Hence this illicit liaison with William Weightman, the young vicar who was really a regular in the Brontë household, but whom the filmmaker reinvents as a torn lover of the exalted Emily. An addition to rose water? On the contrary: we are in pure Gothic romance as practiced by the author.

“Beyond this kind of mirror game between her life and her work, there was, for me, something natural in this relationship, in the way it fits into Emily’s inner journey as I tell it. Obviously, it’s an impossible love, since William is a supporter of patriarchy and narrow religious dictates, while Emily is close to the elements and has this furious and beautiful energy. She lives for creation, for art. William has that in him, hence his attraction, but he suppresses his artistic impulses. Dramatically speaking, it’s rich. Emily is human because she has this overflow of feelings within her, while William is human because he is inconsistent with his feelings. »

However, Frances O’Connor does not neglect those close to her heroine, portraying with acuity the complex family dynamics between Emily and Branwell, this tormented painter brother, as well as between her, Charlotte and Anne, these two sisters who are also poets and authors.

Immersion and proximity

Finally, if the period reconstruction turns out to be as precise as it is evocative, the filmmaker’s gaze on the protagonist is, on the other hand, resolutely modern.

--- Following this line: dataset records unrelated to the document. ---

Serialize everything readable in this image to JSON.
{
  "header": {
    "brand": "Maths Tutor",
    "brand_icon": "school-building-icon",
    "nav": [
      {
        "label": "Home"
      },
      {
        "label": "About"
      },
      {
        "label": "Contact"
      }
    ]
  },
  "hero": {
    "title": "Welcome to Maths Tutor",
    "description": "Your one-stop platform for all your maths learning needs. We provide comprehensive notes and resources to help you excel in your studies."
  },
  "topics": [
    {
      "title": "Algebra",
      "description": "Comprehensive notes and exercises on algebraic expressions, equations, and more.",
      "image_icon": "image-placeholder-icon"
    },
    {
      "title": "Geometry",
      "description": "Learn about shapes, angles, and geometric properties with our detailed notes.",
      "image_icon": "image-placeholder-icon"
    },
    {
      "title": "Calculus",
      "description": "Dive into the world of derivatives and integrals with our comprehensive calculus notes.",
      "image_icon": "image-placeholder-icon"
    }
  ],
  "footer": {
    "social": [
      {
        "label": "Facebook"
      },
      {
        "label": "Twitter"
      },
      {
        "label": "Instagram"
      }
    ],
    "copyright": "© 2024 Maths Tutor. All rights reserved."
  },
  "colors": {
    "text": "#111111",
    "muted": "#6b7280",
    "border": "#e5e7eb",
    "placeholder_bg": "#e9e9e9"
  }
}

“This context of the nineteenthe century becomes almost incidental, opines FrancesO’Connor. What interested me above all was to make this emblematic literary figure human. I wanted to generate a closeness between her and the public; make the audience feel like he’s there with her. Hence this work on sound: the noise of the wind and that of the birds, the rain, the breaths, which are sometimes slightly amplified, as if to play with the unconscious of the public… This hand-held camera, very soft but very alive, it was there for an immersive purpose. »

During this cinematographic adventure which will have lasted more than a decade, Frances O’Connor’s perception of her idol grew in complexity as her level of admiration increased. However, there is an immutable observation, an observation that the filmmaker summarizes as follows:

“When all is lost, the possibility of creating remains. To write, when nothing is going well, and to transform misfortune into beauty…”

The film “Emily» hits theaters February 24.